Over the following weeks, something shifted. Oliver’s meltdowns didn’t disappear — he was still four — but their intensity dropped. More importantly, Oliver started coming to James during hard moments instead of spiraling alone. Without words, he was learning that his father’s presence was a safe place to bring big feelings.

James was becoming a container.

The Container Needs a Container#

This doesn’t get said enough: you cannot hold your child’s feelings if your own container is cracked, empty, or overflowing.

Parenting culture treats parents — especially mothers — as bottomless wells of emotional availability. Always patient. Always present. Always holding. But humans don’t work that way. You’re a vessel with limits.

If you’re carrying unprocessed grief, chronic stress, relationship pain, or the weight of your own childhood — your container is already full. There’s no room for your child’s feelings because yours are taking up all the space.

That’s not failure. That’s physics.

Containment has to be bidirectional. Parents hold children’s feelings. But parents need someone to hold theirs — a partner, a friend, a therapist, a support group. Someone who can be your container while you learn to be your child’s.

James eventually started therapy. Not for a diagnosis, not because something was “wrong” — but because he needed somewhere to put his own stuff so he could be present for Oliver. “I was trying to catch water with a cup that was already full,” he told me. “I had to empty my cup first.”

He’d understood the principle perfectly.

What Containment Is Not#

Let me be clear about what I’m not describing.

Containment is not suppression. It’s not gritting your teeth while internally seething. That’s a pressure cooker, not a container.

Containment is not permissiveness. Holding your child’s anger doesn’t mean letting them hit you or smash things. You contain the feeling while setting a limit on the behavior: “I can see you’re furious. You can be as angry as you need to be. But you can’t throw the remote.”

Containment is not performing calm. You don’t have to be serene. You can be shaky, tired, uncertain.
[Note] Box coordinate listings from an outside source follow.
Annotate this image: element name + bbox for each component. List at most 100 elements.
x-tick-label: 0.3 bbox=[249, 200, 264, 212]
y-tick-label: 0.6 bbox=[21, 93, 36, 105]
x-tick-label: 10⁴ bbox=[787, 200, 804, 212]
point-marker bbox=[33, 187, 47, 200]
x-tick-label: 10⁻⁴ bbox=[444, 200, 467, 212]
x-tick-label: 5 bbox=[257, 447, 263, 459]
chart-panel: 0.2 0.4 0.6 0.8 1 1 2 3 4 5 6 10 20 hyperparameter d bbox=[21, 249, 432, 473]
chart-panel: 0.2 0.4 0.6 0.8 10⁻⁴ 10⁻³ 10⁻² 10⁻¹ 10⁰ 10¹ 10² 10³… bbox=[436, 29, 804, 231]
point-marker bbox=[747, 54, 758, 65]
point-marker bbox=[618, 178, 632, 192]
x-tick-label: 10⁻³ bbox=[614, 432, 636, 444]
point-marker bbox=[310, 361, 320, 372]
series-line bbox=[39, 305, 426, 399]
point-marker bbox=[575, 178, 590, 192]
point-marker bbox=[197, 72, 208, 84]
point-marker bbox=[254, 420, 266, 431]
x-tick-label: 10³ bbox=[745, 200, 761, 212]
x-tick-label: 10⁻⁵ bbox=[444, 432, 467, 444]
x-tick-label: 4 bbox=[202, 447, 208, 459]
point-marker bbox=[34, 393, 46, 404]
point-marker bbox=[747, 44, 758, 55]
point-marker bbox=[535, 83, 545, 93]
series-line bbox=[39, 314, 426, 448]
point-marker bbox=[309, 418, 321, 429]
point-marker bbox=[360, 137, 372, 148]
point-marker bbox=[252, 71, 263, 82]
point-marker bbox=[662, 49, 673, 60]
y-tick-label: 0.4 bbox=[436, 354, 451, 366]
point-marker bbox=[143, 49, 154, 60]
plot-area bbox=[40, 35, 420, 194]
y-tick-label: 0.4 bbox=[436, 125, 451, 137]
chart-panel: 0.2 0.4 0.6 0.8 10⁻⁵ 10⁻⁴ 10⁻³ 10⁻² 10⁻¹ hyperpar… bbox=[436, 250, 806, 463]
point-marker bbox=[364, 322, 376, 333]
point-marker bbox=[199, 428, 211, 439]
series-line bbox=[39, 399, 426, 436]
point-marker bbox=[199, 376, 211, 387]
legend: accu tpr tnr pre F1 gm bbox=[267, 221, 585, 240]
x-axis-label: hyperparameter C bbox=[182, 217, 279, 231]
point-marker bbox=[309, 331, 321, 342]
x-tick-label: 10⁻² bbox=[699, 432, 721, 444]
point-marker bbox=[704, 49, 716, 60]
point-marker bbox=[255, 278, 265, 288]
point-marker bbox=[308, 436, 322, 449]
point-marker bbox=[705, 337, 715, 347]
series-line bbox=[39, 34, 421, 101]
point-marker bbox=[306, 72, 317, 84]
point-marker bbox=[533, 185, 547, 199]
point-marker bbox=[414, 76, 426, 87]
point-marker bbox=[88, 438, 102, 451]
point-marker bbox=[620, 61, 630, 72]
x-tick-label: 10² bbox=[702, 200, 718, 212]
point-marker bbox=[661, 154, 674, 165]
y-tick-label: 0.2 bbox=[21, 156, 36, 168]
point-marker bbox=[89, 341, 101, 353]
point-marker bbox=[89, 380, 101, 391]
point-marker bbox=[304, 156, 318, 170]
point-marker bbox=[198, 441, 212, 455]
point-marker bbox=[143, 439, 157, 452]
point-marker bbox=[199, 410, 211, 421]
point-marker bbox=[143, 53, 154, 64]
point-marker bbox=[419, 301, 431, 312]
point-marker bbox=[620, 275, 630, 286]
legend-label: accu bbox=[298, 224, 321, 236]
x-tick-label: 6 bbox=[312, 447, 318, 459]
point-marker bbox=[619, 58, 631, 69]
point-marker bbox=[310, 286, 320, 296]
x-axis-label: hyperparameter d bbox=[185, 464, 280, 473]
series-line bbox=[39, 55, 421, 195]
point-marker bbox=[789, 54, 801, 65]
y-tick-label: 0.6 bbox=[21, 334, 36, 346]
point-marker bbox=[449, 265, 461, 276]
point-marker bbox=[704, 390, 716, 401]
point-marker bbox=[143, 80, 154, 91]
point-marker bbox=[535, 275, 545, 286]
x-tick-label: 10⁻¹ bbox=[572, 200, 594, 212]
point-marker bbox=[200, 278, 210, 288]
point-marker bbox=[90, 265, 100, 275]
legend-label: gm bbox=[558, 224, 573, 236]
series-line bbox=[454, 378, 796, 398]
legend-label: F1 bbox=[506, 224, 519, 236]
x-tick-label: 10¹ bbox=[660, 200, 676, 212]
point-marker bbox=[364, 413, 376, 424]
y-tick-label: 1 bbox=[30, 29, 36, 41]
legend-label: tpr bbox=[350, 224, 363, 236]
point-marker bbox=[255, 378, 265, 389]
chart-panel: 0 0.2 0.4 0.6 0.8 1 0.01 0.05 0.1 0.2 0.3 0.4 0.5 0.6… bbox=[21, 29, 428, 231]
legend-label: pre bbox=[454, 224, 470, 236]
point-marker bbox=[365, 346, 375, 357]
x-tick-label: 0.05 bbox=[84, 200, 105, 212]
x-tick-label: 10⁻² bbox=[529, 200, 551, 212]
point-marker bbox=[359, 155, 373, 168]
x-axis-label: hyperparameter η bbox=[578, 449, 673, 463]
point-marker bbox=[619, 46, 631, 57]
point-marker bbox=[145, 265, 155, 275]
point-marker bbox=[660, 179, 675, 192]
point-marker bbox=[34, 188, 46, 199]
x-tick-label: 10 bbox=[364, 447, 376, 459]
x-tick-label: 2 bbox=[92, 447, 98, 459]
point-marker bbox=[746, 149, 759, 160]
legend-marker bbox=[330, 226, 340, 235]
What matters is presence — being there with the feeling instead of running from it.

Containment is not a one-time achievement. It’s a daily practice. Some days you’ll hold beautifully. Some days you’ll overflow. The pattern matters, not the individual moment.

The Gift of Being Held#

There’s a reason this chapter opens the third domain of the Six-Domain Circuit — the Emotional Container Domain. Everything from the first two domains — awareness of your patterns, the quality of your relational environment — converges here. Understanding becomes practice. Insight becomes action.

Holding feelings isn’t a technique. It’s a capacity. And once built, it changes everything — not just your relationship with your child, but your relationship with yourself.

Here’s what I’ve found, again and again: people who learn to hold their children’s feelings discover, often with surprise, that they’ve learned to hold their own. The practice works both directions. The container you build for your child becomes a container you can use for yourself.

That might be the most unexpected gift of parenthood: in learning to be what your child needs, you become what you always needed too.

A Moment to Reflect#

Think about the last time someone you love was in emotional distress.

What did you do? Fix it? Distract from it? Minimize it?

What did you feel — not what you did, but what moved inside you while it was happening?

If you noticed an urge to make the feeling go away, that’s not a problem. That’s your starting point.

The container isn’t built by eliminating discomfort. It’s built by learning to sit with it. One breath at a time.